In observing traces of actual thought processes, we're learning that the brain is much more complicated than any computer we've ever encountered, even those designed to perform many tasks at the same time.

"There's a level on which the brain must have algorithms to figure things out, like computers do," says Gabrieli. "And it must have input and output. But the brain is capable of massive parallel processing on a very high level. Some computers can do that, but not nearly on the same scale as the brain does." And the computer analogy, while useful, ultimately breaks down: almost every brain cell is its own processor, yet no cell can operate independently as a computer chip can, relying instead on neural networks. To an engineer, this may seem like an odd design, but there can be no question that the brain gets the job done very efficiently.

By mapping out functions within the brain and finding out how they overlap, we may begin to understand what mechanisms it uses to break apart tasks. We start to see how our brain transforms us from a metabolic, mobile "machine" into a person, complete with consciousness, creativity, and the ability to learn.

This kind of technology could also help us diagnose mental disorders and abnormalities, paving the way for better medical treatments. Gabrieli's lab has shown that children with attention-deficit/hyperactivity disorder (ADHD), a condition in which people are physically restless, have difficulty controlling their impulses, or have difficulty paying attention, show different fMRI activation patterns from children without the disorder. In one of the tests, young boys were asked to press a button whenever any letter appeared on the screen in front of them except the letter X. ADHD kids had trouble suppressing the impulse to press the button and didn't show increased activity in the regions of the brain that help regulate how we pay attention. Ritalin, the drug commonly prescribed for these children, increased ADHD kids' performance in the test and increased activation in those regions.

"It doesn't matter whether you're looking at a drug's effects or a learning process. By looking at the 'before' and 'after' conditions, we can watch the brain adapt its organization based on new functions," Hirsch says. She and her colleagues are using fMRI to uncover imaging criteria for what makes a good drug for the treatment of chronic pain. By mapping the brains of patients experiencing pain before and after the administration of various drugs, they learn better what to aim for in the development of new pain medication.

Neurosurgeons are also turning to fMRI to help remove previously inoperable brain tumors. Since tumors can often push other structures out of place in the brain, surgeons often will not risk removal for fear of damaging a nearby motor or sensory cortex because they don't know its new boundaries. Surgery might create a worse problem than the risk presented by the tumor.
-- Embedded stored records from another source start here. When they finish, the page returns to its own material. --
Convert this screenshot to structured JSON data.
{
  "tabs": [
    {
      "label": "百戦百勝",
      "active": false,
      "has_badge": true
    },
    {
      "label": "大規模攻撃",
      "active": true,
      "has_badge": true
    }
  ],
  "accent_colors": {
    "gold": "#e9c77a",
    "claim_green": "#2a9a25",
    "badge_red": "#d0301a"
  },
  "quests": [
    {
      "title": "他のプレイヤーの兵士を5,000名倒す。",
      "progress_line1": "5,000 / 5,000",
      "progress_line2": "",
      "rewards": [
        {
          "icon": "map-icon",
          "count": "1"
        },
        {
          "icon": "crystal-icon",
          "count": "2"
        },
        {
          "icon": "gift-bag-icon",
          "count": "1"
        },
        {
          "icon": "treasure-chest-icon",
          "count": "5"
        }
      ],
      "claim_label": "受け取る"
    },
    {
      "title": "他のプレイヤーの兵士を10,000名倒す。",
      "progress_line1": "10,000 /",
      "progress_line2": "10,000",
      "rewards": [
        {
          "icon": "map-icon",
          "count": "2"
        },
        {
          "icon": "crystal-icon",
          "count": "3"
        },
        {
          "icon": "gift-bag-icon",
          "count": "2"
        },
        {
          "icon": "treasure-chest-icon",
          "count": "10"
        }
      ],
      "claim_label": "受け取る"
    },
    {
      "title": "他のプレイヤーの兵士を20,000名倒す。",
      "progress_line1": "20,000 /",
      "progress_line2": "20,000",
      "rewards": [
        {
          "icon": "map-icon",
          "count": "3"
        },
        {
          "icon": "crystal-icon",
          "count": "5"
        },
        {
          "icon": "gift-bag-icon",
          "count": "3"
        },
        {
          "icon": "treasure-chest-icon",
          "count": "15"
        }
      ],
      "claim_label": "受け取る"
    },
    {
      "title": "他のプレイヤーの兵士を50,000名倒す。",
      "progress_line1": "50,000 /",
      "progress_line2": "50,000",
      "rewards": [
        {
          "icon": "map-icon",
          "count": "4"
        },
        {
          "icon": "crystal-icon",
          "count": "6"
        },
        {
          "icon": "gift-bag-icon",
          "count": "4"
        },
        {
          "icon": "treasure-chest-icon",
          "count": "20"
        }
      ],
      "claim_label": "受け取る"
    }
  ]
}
But by using fMRI, Hirsch's lab has vastly decreased that risk. A patient can be scanned before surgery, mapping every standard function to create an individually-tailored image of the functional organization of that patient's brain. "Neurosurgical planning gives the surgeon a high-resolution roadmap so the operation can be tailored to the individual tumor," she says. The technique has facilitated the successful removal of tumors from over two hundred people.

Over the next decade, as the images become sharper and the black box more transparent, many more people will benefit. Likewise, our understanding of what makes us more than a collection of atoms will improve. Scientists are finally analyzing the brain, not by taking it apart, but by watching it at work.